L’affaire n’est pas d’aujourd’hui. Nos problèmes avec la branche des renseignements tiennent à son illégitimité. Son action est anticonstitutionnelle. Nous réclamons son abrogation ou sa légalisation. Elle a été créée par une note du directeur général sans passer par le Conseil des ministres comme cela aurait dû se faire. Selon l’article 7 de la loi n°17, les structures des FSI sont définies par un décret du Conseil des ministres sur proposition du ministre de l’Intérieur et sur avis du commandement qui régit les prérogatives et les obligations des chefs de toutes les unités des FSI. Or, cette branche a été créée sans l’aval du Conseil des ministres. Formée à l’origine de 70 agents, elle en compte aujourd’hui 2 000 et 100 officiers. Nous n’acceptons aucune des actions qu’elle mène.
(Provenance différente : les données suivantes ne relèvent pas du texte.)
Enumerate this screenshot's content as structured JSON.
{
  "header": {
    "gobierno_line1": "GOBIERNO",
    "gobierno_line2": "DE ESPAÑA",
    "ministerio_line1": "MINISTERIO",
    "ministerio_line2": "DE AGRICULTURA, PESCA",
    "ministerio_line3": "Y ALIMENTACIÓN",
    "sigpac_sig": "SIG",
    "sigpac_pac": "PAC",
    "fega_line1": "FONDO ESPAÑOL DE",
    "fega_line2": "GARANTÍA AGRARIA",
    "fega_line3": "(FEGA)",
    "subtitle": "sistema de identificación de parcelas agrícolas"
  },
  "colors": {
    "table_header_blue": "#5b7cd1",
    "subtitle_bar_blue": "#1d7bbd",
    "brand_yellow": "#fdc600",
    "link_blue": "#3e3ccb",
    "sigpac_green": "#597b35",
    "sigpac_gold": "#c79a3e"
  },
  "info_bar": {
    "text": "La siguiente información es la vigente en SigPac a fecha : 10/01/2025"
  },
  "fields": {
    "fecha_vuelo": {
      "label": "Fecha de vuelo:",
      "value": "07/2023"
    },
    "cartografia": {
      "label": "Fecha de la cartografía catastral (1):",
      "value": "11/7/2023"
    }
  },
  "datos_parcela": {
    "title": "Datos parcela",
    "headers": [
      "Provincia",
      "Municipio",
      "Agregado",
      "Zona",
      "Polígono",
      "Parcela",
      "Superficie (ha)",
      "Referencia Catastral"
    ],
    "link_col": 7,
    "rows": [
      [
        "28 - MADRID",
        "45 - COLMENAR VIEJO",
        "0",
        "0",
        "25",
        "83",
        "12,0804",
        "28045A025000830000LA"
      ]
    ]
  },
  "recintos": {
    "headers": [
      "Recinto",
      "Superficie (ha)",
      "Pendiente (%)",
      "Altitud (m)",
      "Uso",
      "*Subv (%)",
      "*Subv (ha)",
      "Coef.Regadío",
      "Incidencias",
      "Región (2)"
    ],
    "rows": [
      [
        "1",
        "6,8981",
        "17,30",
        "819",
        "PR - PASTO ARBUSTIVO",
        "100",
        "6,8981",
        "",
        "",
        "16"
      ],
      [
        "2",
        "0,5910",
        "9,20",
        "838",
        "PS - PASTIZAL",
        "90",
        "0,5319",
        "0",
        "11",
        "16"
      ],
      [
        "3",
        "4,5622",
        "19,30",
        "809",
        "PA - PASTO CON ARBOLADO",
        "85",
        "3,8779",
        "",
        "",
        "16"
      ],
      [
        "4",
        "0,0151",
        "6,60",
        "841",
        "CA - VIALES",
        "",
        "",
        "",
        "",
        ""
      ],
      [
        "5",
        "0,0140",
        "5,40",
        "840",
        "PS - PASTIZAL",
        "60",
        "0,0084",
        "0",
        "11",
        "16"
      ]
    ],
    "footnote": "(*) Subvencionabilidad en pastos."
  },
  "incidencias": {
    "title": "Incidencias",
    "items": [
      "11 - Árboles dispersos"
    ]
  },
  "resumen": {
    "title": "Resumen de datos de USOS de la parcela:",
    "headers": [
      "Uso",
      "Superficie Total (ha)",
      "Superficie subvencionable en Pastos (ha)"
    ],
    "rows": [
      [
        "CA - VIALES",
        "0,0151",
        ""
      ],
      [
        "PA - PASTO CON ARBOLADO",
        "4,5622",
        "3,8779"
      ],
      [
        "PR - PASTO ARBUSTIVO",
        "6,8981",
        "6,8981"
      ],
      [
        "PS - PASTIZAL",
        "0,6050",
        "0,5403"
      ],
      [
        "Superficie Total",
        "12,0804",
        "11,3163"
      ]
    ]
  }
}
Cette branche est-elle plus importante que les services de renseignement de l’armée?

Elle l’est. Mais nous allons au-delà de son illégalité. Chaque livre que perçoivent les FSI doit passer par le Parlement. Nous possédons des preuves que cette branche a un budget égal à celui de l’État. D’où vient son financement et pourquoi ne passe-t-il pas par le Parlement? La branche fait cavalier seul et n’en réfère ni à la direction des FSI, ni au ministère de l’Intérieur. Notre bloc parlementaire a demandé la formation d’une Commission parlementaire de la sécurité ayant un caractère secret, comme tel est le cas dans tous les pays du monde où les forces armées dépendent de l’autorité politique.
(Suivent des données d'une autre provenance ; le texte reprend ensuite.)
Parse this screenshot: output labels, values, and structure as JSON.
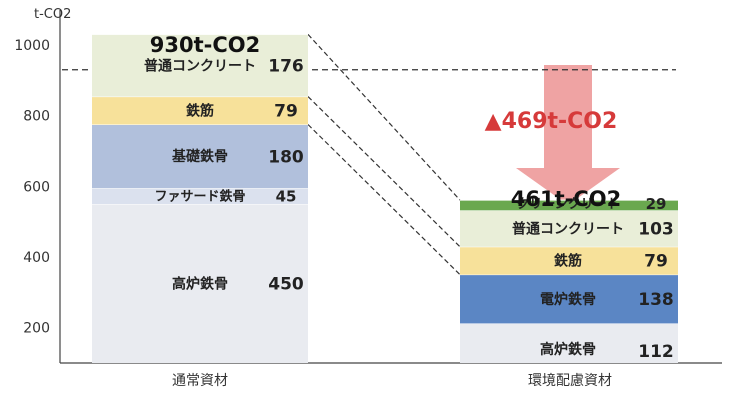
{
  "chart_data": {
    "type": "bar",
    "stacked": true,
    "y_unit_label": "t-CO2",
    "ylim": [
      100,
      1050
    ],
    "y_ticks": [
      200,
      400,
      600,
      800,
      1000
    ],
    "categories": [
      "通常資材",
      "環境配慮資材"
    ],
    "bars": [
      {
        "category": "通常資材",
        "total_label": "930t-CO2",
        "segments": [
          {
            "name": "高炉鉄骨",
            "value": "450",
            "amount": 450,
            "color": "#e9ebf0"
          },
          {
            "name": "ファサード鉄骨",
            "value": "45",
            "amount": 45,
            "color": "#dbe1ee"
          },
          {
            "name": "基礎鉄骨",
            "value": "180",
            "amount": 180,
            "color": "#b1c0dc"
          },
          {
            "name": "鉄筋",
            "value": "79",
            "amount": 79,
            "color": "#f7e19a"
          },
          {
            "name": "普通コンクリート",
            "value": "176",
            "amount": 176,
            "color": "#e9eed8"
          }
        ]
      },
      {
        "category": "環境配慮資材",
        "total_label": "461t-CO2",
        "segments": [
          {
            "name": "高炉鉄骨",
            "value": "112",
            "amount": 112,
            "color": "#e9ebf0"
          },
          {
            "name": "電炉鉄骨",
            "value": "138",
            "amount": 138,
            "color": "#5b86c4"
          },
          {
            "name": "鉄筋",
            "value": "79",
            "amount": 79,
            "color": "#f7e19a"
          },
          {
            "name": "普通コンクリート",
            "value": "103",
            "amount": 103,
            "color": "#e9eed8"
          },
          {
            "name": "クリーンクリート",
            "value": "29",
            "amount": 29,
            "color": "#6aa84f"
          }
        ]
      }
    ],
    "reference_line": 930,
    "reduction_label": "▲469t-CO2",
    "grid": false
  },
  "colors": {
    "reduction_text": "#d63a3a",
    "arrow_fill": "#efa3a3",
    "axis": "#444444"
  }
}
Pourquoi le général Aoun a-t-il changé d’avis à propos de l’arrestation de Fayez Karam après l’avoir comparé à certains disciples du Christ? Qu’en est-il des révélations de secrets dont il a été question?

Nous avons la conscience tranquille. Nous ne défendons pas le général Karam; nous disons qu’il a été arrêté par une branche dont nous contestons la légalité. Toutes les règles de la justice ont été violées. L’interrogatoire sur base d’une commission rogatoire dure 48 heures renouvelables durant quatre jours au maximum. Le suspect a le droit dès la première minute à la présence d’un avocat. Le général Karam n’a été autorisé à le faire que vingt jours plus tard. Ce sont les méthodes que nous critiquons. La justice seule révèlera la vérité. En déclarant que le général Karam avait avoué son implication avec Israël, le député Ahmad Fatfat doit être jugé pour calomnie si l’information est fausse et si elle est vraie, qui l’en aurait informé?

La famille du général Karam aurait-elle demandé au général Aoun de lui assurer une défense, sinon…

Ce message n’a jamais existé. Celui qui en a parlé a monté un scénario à la James Bond. Nous avons affirmé, dès le début, notre solidarité à la famille du général.

Comment expliquez-vous la violente campagne menée par le général Jamil Sayyed?

Ses propos sont graves. Il devrait être arrêté si ses informations sont fausses et qu’il a porté atteinte à la réputation de certains, sinon le juge Saïd Mirza peut être sanctionné pour n’avoir pas rempli sa mission.

Approuvez-vous ses menaces directes contre le chef du gouvernement?

Cet homme a passé quatre ans en prison, on peut comprendre qu’il nourrisse une vengeance personnelle contre ceux qui ont participé à sa détention.

Votre bloc parlementaire demande-t-il que les faux témoins et ceux qui les ont fabriqués soient jugés?

Bien sûr. Ces faux témoins ont servi de références essentielles à l’enquête. S’il s’avère qu’ils aient été orientés par des personnes ou des forces qui se disent proches du président martyr, celles-ci auront participé à fausser l’enquête et à enterrer une nouvelle fois Rafic Hariri car leur slogan est: la vérité avant tout.

Le président Saad Hariri a reconnu avoir commis une erreur en accusant politiquement la Syrie. Veut-il tourner la page?

Les quatre années du pouvoir ont donné à Saad Hariri une grande expérience. Il sait ce qu’il faut pour maintenir la stabilité dans le pays. Personne ne peut envier sa position. En tant que chef du gouvernement, il doit assurer la stabilité du pays et comme fils du président martyr, il est confronté à des problèmes internes.